桐蔭横浜大学スポーツ健康政策学部 佐藤豊

「知・徳・体」のバランス良く育てることが、教育基本法が求める教育の一丁目一番地と言えます。 この前提のもと、学校教育法が規定した「知識・技能」「思考・判断・表現」「学びに向かう力・人間性」を育成することが求められていますが、現状はいかがでしょうか。

主体的・対話的で深い学び、教科と教科をつなぐカリキュラム・マネジメント、生徒の主体性や自己肯定感を育てる指導、ICT活用など喫緊の課題に対応した取り組みが多いのではないでしょうか。 これらの取り組み一つ一つは、新学習指導要領の改訂に伴い、大切な視点だと思いますが、「何を身につけるのか」の論議が、確かな学力のみに集約されてしまうと、「確かな学力」「豊かな人間性」「健やかな体」という本来の教育の柱が薄れてしまう危険性も感じます。 体力向上マネジメント研修を通して、教育の原点の一つである「健やかな体」の育成にどのように取り組むのかを、参加された皆様から、改めて発信していただけたらと思います。

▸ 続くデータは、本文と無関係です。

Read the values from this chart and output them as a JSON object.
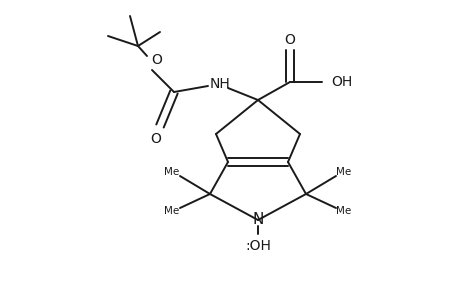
{
  "bg_color": "#ffffff",
  "line_color": "#1a1a1a",
  "line_width": 1.4,
  "figsize": [
    4.6,
    3.0
  ],
  "dpi": 100,
  "xlim": [
    0,
    460
  ],
  "ylim": [
    0,
    300
  ]
}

「体力向上」と聞くと、つい「向上させる」「取り組ませる」というイメージが強いと思います。 体育の領域では、必要充足、欲求充足という分類の考え方がありました。例えば、かみ砕いて説明すると、体つくり運動や体育理論、保健は、必要充足となり、体育の学習上、必要なので取り上げる領域であり、あまり楽しくないかもしれないけど、健康な心身の育成と生涯スポーツ実践には欠かせない必須のミネラルみたいなものだから、しっかり食べましょう(必要充足)という考え方です。

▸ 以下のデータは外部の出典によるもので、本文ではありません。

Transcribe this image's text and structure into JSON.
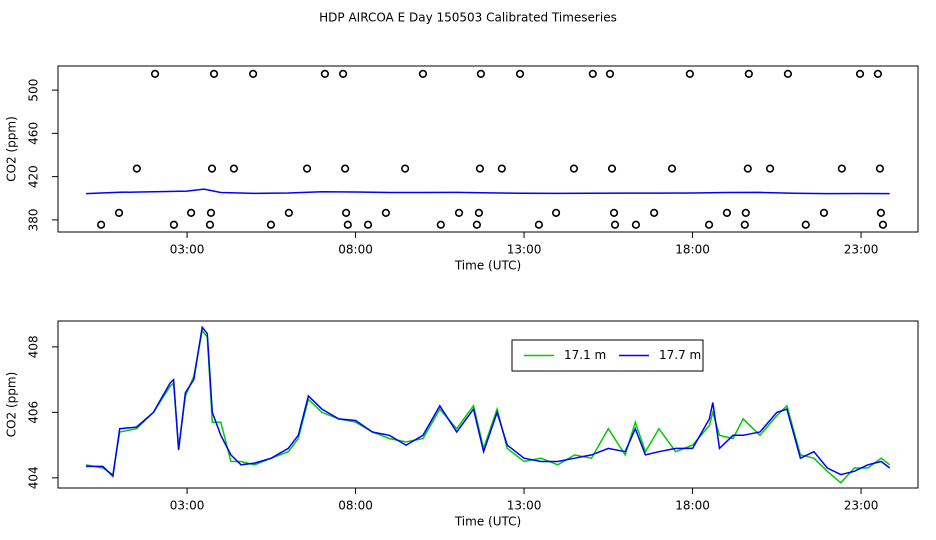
{
  "title": "HDP AIRCOA E  Day 150503  Calibrated Timeseries",
  "chart_data": [
    {
      "type": "scatter",
      "xlabel": "Time (UTC)",
      "ylabel": "CO2 (ppm)",
      "xlim": [
        -0.83,
        24.69
      ],
      "ylim": [
        368.8,
        522.3
      ],
      "xticks": [
        {
          "value": 3,
          "label": "03:00"
        },
        {
          "value": 8,
          "label": "08:00"
        },
        {
          "value": 13,
          "label": "13:00"
        },
        {
          "value": 18,
          "label": "18:00"
        },
        {
          "value": 23,
          "label": "23:00"
        }
      ],
      "yticks": [
        380,
        420,
        460,
        500
      ],
      "series": [
        {
          "type": "scatter",
          "color": "#000000",
          "x": [
            2.05,
            3.8,
            4.96,
            7.09,
            7.63,
            10.0,
            11.72,
            12.88,
            15.04,
            15.55,
            17.92,
            19.67,
            20.83,
            22.97,
            23.5,
            1.51,
            3.74,
            4.39,
            6.56,
            7.69,
            9.47,
            11.69,
            12.34,
            14.48,
            15.61,
            17.39,
            19.64,
            20.3,
            22.43,
            23.56,
            0.98,
            3.12,
            3.71,
            6.02,
            7.72,
            8.9,
            11.07,
            11.66,
            13.95,
            15.67,
            16.86,
            19.02,
            19.58,
            21.9,
            23.59,
            0.45,
            2.61,
            3.68,
            5.49,
            7.77,
            8.37,
            10.53,
            11.6,
            13.44,
            15.7,
            16.32,
            18.49,
            19.55,
            21.36,
            23.65
          ],
          "values": [
            515,
            515,
            515,
            515,
            515,
            515,
            515,
            515,
            515,
            515,
            515,
            515,
            515,
            515,
            515,
            427.4,
            427.4,
            427.4,
            427.4,
            427.4,
            427.4,
            427.4,
            427.4,
            427.4,
            427.4,
            427.4,
            427.4,
            427.4,
            427.4,
            427.4,
            386.5,
            386.5,
            386.5,
            386.5,
            386.5,
            386.5,
            386.5,
            386.5,
            386.5,
            386.5,
            386.5,
            386.5,
            386.5,
            386.5,
            386.5,
            375.5,
            375.5,
            375.5,
            375.5,
            375.5,
            375.5,
            375.5,
            375.5,
            375.5,
            375.5,
            375.5,
            375.5,
            375.5,
            375.5,
            375.5
          ]
        },
        {
          "type": "line",
          "color": "#0000ff",
          "x": [
            0,
            1,
            2,
            3,
            3.5,
            4,
            5,
            6,
            7,
            8,
            9,
            10,
            11,
            12,
            13,
            14,
            15,
            16,
            17,
            18,
            19,
            20,
            21,
            22,
            23,
            23.85
          ],
          "values": [
            404.35,
            405.5,
            406.0,
            406.6,
            408.5,
            405.3,
            404.45,
            404.9,
            406.1,
            405.75,
            405.3,
            405.3,
            405.4,
            405.0,
            404.6,
            404.5,
            404.7,
            404.8,
            404.8,
            404.9,
            405.3,
            405.4,
            404.7,
            404.3,
            404.4,
            404.3
          ]
        }
      ]
    },
    {
      "type": "line",
      "xlabel": "Time (UTC)",
      "ylabel": "CO2 (ppm)",
      "xlim": [
        -0.83,
        24.69
      ],
      "ylim": [
        403.69,
        408.79
      ],
      "xticks": [
        {
          "value": 3,
          "label": "03:00"
        },
        {
          "value": 8,
          "label": "08:00"
        },
        {
          "value": 13,
          "label": "13:00"
        },
        {
          "value": 18,
          "label": "18:00"
        },
        {
          "value": 23,
          "label": "23:00"
        }
      ],
      "yticks": [
        404,
        406,
        408
      ],
      "legend": "top",
      "x": [
        0,
        0.5,
        0.8,
        1.0,
        1.5,
        2.0,
        2.5,
        2.6,
        2.75,
        2.95,
        3.2,
        3.45,
        3.6,
        3.75,
        4.0,
        4.3,
        4.6,
        5.0,
        5.5,
        6.0,
        6.3,
        6.6,
        7.0,
        7.5,
        8.0,
        8.5,
        9.0,
        9.5,
        10.0,
        10.5,
        11.0,
        11.5,
        11.8,
        12.2,
        12.5,
        13.0,
        13.5,
        14.0,
        14.5,
        15.0,
        15.5,
        16.0,
        16.3,
        16.6,
        17.0,
        17.5,
        18.0,
        18.5,
        18.6,
        18.8,
        19.2,
        19.5,
        20.0,
        20.5,
        20.8,
        21.2,
        21.6,
        22.0,
        22.4,
        22.8,
        23.2,
        23.6,
        23.85
      ],
      "series": [
        {
          "name": "17.1 m",
          "color": "#00cc00",
          "values": [
            404.4,
            404.3,
            404.1,
            405.4,
            405.5,
            406.0,
            406.8,
            406.9,
            404.9,
            406.5,
            407.1,
            408.5,
            408.3,
            405.7,
            405.7,
            404.5,
            404.5,
            404.4,
            404.6,
            404.8,
            405.2,
            406.4,
            406.0,
            405.8,
            405.7,
            405.4,
            405.2,
            405.1,
            405.2,
            406.1,
            405.5,
            406.2,
            404.9,
            406.1,
            404.9,
            404.5,
            404.6,
            404.4,
            404.7,
            404.6,
            405.5,
            404.7,
            405.7,
            404.8,
            405.5,
            404.8,
            405.0,
            405.6,
            406.0,
            405.3,
            405.2,
            405.8,
            405.3,
            405.9,
            406.2,
            404.7,
            404.6,
            404.2,
            403.85,
            404.3,
            404.3,
            404.6,
            404.4
          ]
        },
        {
          "name": "17.7 m",
          "color": "#0000ff",
          "values": [
            404.35,
            404.35,
            404.05,
            405.5,
            405.55,
            406.0,
            406.9,
            407.0,
            404.85,
            406.6,
            407.0,
            408.6,
            408.4,
            406.0,
            405.3,
            404.7,
            404.4,
            404.45,
            404.6,
            404.9,
            405.3,
            406.5,
            406.1,
            405.8,
            405.75,
            405.4,
            405.3,
            405.0,
            405.3,
            406.2,
            405.4,
            406.1,
            404.8,
            406.0,
            405.0,
            404.6,
            404.5,
            404.5,
            404.6,
            404.7,
            404.9,
            404.8,
            405.5,
            404.7,
            404.8,
            404.9,
            404.9,
            405.8,
            406.3,
            404.9,
            405.3,
            405.3,
            405.4,
            406.0,
            406.1,
            404.6,
            404.8,
            404.3,
            404.1,
            404.2,
            404.4,
            404.5,
            404.3
          ]
        }
      ]
    }
  ]
}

一方、球技をはじめ競争的な要素、陸上や器械運動のような達成的な要素のある領域は、そのスポーツ自体のもつ魅力があり、子供たちから見ると自然に食べたくなる(取り組みたくなる)領域で、オムライスやカレー、焼き肉みたいなものなので欲求充足の分類としましょう。 ただ、食べたいものだけ食べていると、健康的ではないよね?という考え方です。理屈はわかるけど、トマトやニンジンは好きではないという子供に、食べることを無理強いしても、一段と嫌いになってしまうということから、料理なら、煮込んだり、すりつぶしたり、味を足したりして食べやすい工夫がなされています。

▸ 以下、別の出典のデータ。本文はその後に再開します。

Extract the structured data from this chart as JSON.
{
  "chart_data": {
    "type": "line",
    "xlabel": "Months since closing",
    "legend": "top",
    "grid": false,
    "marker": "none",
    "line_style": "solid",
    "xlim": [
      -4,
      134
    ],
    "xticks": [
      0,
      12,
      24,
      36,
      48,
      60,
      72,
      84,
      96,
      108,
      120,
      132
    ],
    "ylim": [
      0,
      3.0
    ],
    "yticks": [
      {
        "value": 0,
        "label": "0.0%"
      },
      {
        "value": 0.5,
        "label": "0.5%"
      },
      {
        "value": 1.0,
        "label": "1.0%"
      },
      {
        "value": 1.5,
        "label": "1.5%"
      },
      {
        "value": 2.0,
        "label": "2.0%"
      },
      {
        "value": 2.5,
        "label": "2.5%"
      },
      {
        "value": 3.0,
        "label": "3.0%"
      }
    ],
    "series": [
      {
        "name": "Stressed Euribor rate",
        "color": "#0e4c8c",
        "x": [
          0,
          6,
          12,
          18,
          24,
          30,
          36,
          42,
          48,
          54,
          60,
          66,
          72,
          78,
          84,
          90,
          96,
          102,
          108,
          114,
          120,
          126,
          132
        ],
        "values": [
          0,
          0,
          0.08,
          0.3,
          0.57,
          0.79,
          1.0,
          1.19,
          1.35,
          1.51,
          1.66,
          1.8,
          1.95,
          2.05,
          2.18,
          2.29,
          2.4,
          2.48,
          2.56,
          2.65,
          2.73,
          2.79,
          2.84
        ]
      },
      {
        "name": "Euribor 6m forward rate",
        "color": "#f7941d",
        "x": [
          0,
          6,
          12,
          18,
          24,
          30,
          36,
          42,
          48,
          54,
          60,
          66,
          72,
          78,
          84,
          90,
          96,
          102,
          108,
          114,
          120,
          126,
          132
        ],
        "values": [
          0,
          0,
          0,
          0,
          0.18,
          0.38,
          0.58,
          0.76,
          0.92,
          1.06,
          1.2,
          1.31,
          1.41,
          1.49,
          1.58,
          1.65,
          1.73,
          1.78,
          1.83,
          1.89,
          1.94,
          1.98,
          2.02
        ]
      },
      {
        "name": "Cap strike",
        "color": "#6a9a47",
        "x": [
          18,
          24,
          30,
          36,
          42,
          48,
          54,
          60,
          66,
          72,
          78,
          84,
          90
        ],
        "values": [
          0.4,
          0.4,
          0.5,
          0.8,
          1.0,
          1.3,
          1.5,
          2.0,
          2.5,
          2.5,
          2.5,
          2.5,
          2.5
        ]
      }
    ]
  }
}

それぞれの分類でよいのだろうかという論議も近年では言われてきています。必要充足も満たす欲求充足領域の進め方、欲求充足も満たす必要充足領域の進め方です。 体力向上で考えると、必要だからやるのではなく、楽しく体力を高める、無理なく高める、結果として高まった、高まることが楽しいといった実感を得られるための様々な工夫が大切なのかもしれませんね。

その具体的な方策のヒントが今回の研修の中にたくさんあったのではないでしょうか。 「体力向上」を教育課程上の位置づけを検討することや、学校・家庭・地域の連携を図ること、教科間や単元と単元の連携を図ることを通して、授業と実社会・実生活をつなぎ、学習成果が可視化されることで、より取り組みたくなるためのアプローチなのだと思います。 今回の研修成果を生かし、子供が自ら取り組みたくなる「体力向上」の取り組みが広がることを期待しています。